Even though we took the standard deduction for possibly the first time in our 49-year marriage, we still managed to get a tax break on our charitable contributions instead of itemizing them.
Actually, as I’ll show you in a bit, we got two tax breaks.
What’s more, our accountant got us an even better deal than the loophole the Trumpublicans inserted into the 2017 tax bill (which no one should call “tax reform”) to let some people exclude 20 percent of their income from federal tax.
Let me take you through this by parsing the federal tax return drawn up for my wife and me by our accountant, Carl Schwartz of Rosenberg Rich Baker Berman & Co. of Maplewood, N.J.
The charitable-contribution tax break came from using a loophole that allows people like me — who are older than 70½ and are taking “required minimum distributions” from retirement accounts — to divert some retirement income to charities.
These “qualified charitable distributions” — which we’ll call QCDs from now on — consist of checks made out to charities rather than to the people taking retirement account distributions.

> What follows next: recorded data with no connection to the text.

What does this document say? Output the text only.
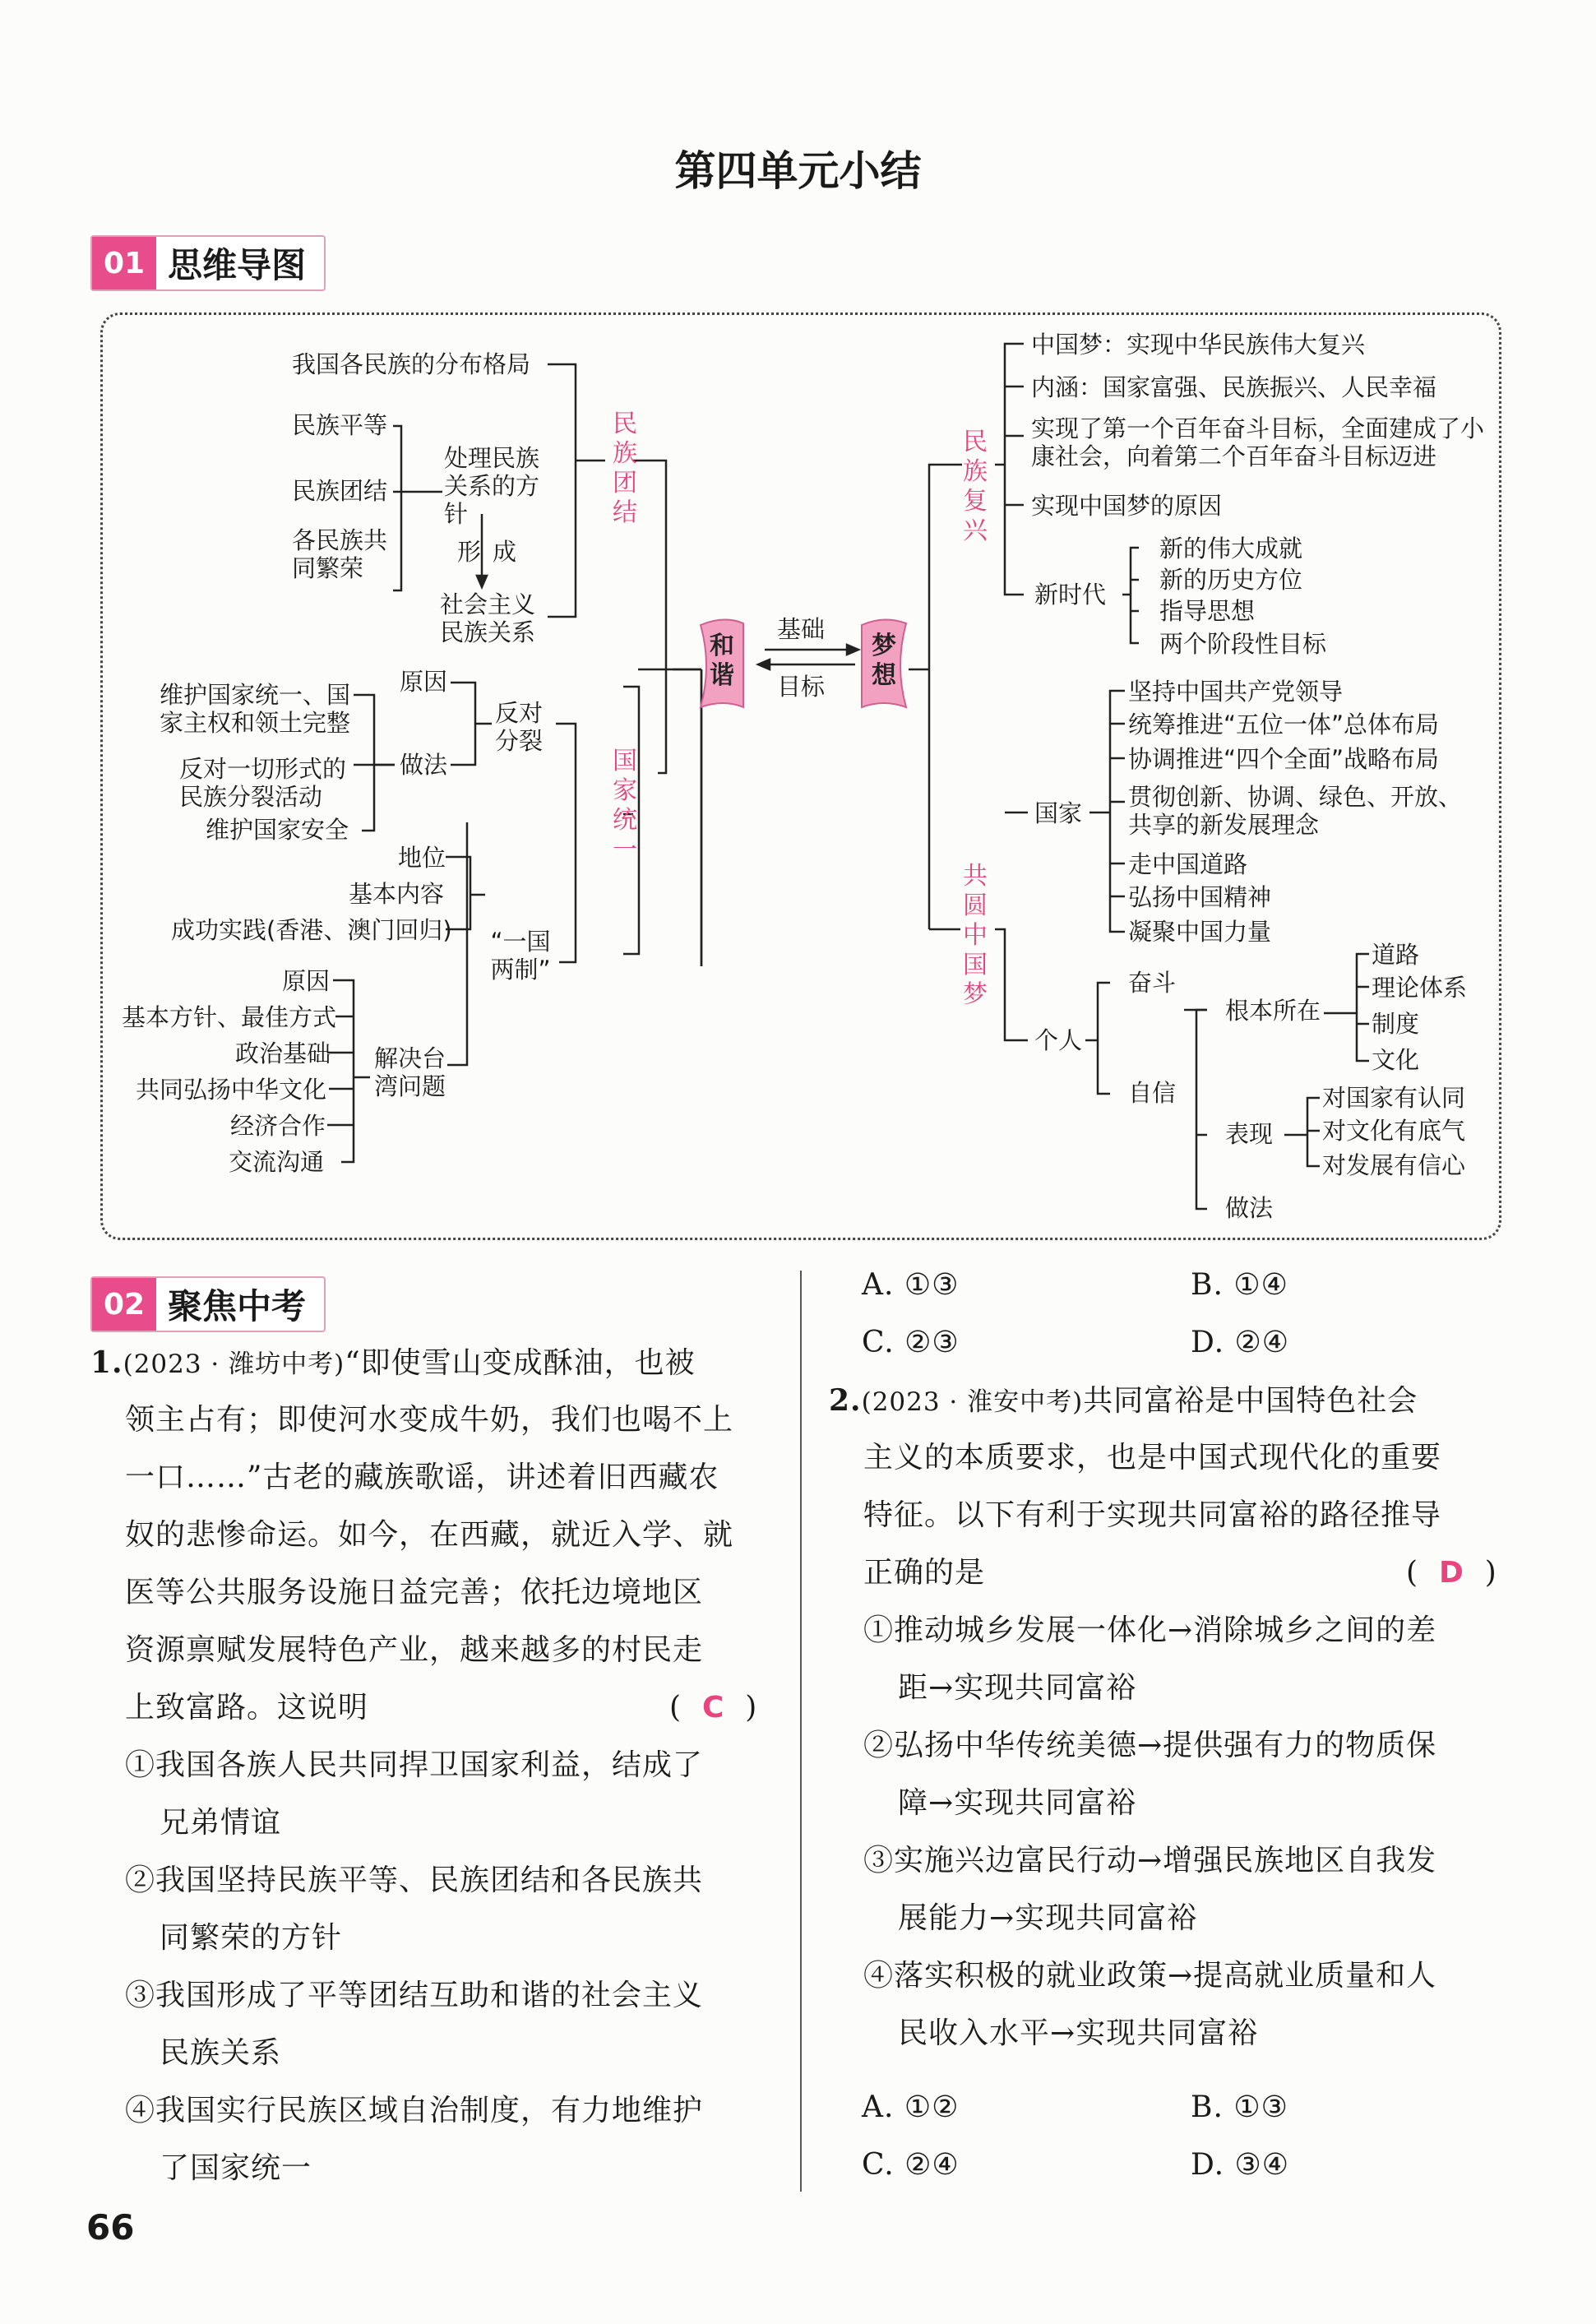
第四单元小结
01 思维导图
和谐
梦想
基础
目标
民族团结
我国各民族的分布格局
民族平等
民族团结
各民族共同繁荣
处理民族关系的方针
形成
社会主义民族关系
国家统一
维护国家统一、国家主权和领土完整
反对一切形式的民族分裂活动
维护国家安全
原因
做法
反对分裂
地位
基本内容
成功实践(香港、澳门回归) “一国两制”
原因
基本方针、最佳方式
政治基础
共同弘扬中华文化
经济合作
交流沟通
解决台湾问题
民族复兴
中国梦：实现中华民族伟大复兴
内涵：国家富强、民族振兴、人民幸福
实现了第一个百年奋斗目标，全面建成了小康社会，向着第二个百年奋斗目标迈进
实现中国梦的原因
新时代
新的伟大成就
新的历史方位
指导思想
两个阶段性目标
共圆中国梦
国家
坚持中国共产党领导
统筹推进“五位一体”总体布局
协调推进“四个全面”战略布局
贯彻创新、协调、绿色、开放、共享的新发展理念
走中国道路
弘扬中国精神
凝聚中国力量
个人
奋斗
自信
根本所在
道路
理论体系
制度
文化
表现
对国家有认同
对文化有底气
对发展有信心
做法
02 聚焦中考
1.(2023 · 潍坊中考)“即使雪山变成酥油，也被
领主占有；即使河水变成牛奶，我们也喝不上
一口……”古老的藏族歌谣，讲述着旧西藏农
奴的悲惨命运。如今，在西藏，就近入学、就
医等公共服务设施日益完善；依托边境地区
资源禀赋发展特色产业，越来越多的村民走
上致富路。这说明	(  C  )
①我国各族人民共同捍卫国家利益，结成了
兄弟情谊
②我国坚持民族平等、民族团结和各民族共
同繁荣的方针
③我国形成了平等团结互助和谐的社会主义
民族关系
④我国实行民族区域自治制度，有力地维护
了国家统一
A. ①③	B. ①④
C. ②③	D. ②④
2.(2023 · 淮安中考)共同富裕是中国特色社会
主义的本质要求，也是中国式现代化的重要
特征。以下有利于实现共同富裕的路径推导
正确的是	(  D  )
①推动城乡发展一体化→消除城乡之间的差
距→实现共同富裕
②弘扬中华传统美德→提供强有力的物质保
障→实现共同富裕
③实施兴边富民行动→增强民族地区自我发
展能力→实现共同富裕
④落实积极的就业政策→提高就业质量和人
民收入水平→实现共同富裕
A. ①②	B. ①③
C. ②④	D. ③④
66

QCDs reduce your federally taxable income. So using QCDs rather than writing personal checks to charities reduced my wife’s and my federally taxable income while allowing us to also take the standard deduction.
What’s more, there was a bonus. Using QCDs reduced the amount of investment income on which we had to pay the 3.8 percent Medicare surcharge.
Then there’s the tax break that Schwartz, who has put up with my irreverent (some would say stupid) questions for more than 20 years, got me on my earnings from The Post and ProPublica. I’m a contractor, not an employee, at both places.
I asked Schwartz about the provision put into the 2017 tax law to allow partners in law firms and investment firms and such to exclude 20 percent of their income from taxation to give them a break similar to the break that corporations got from having their federal tax rate lowered to 21 percent from 35 percent.
But Schwartz did something better. He told me I could get a 100 percent reduction by contributing an amount equal to my after-expenses contractor income to an individual 401(k) plan.
Even I could see that paying tax on zero percent of my after-expenses contractor income is better than paying tax on 80 percent of it.
I’d love to tell you whether the 2017 tax law raised my 2018 taxes or lowered them. Alas, I can’t figure that out because my return is full of schedules and calculations (such as a credit from Form 8801) that I can’t begin to understand.
Maybe the Trumpublican tax legislation simplified filing for some people. But not for my wife and me. At 29 pages of federal tax forms, our 2018 return was 3 pages longer than our 2017 return. Such is life.
Trump addendum: I’d love to see Trump’s personal tax returns even though, as I wrote two years ago after consulting various tax experts, there’s probably no way they’d show anything like “income from Russian oligarchs.”
My (nonpartisan) goal is to find out how much tax our leader is paying, if any. I also want to see how much benefit (if any) he got from special provisions stuck into the 2017 tax bill.
Finally, I’d like to know how much Social Security retirement income Trump is drawing so we can see if he’s benefiting from a special provision that pays a bonus benefit to Social Security retirement-income beneficiaries who have children under 18. Trump’s son, Barron, is 13.
Gene Steuerle of the Tax Policy Center and I estimated last year that this “Late-in-Life-Baby Bonus” adds about $15,000 a year to Trump’s Social Security benefit. (The White House, as you’d expect, declined to comment.)
Will Republicans try to limit that bonus in any way when they start pitching what I’m sure they’ll call Social Security “reforms” to reduce future benefits? Somehow, I doubt it.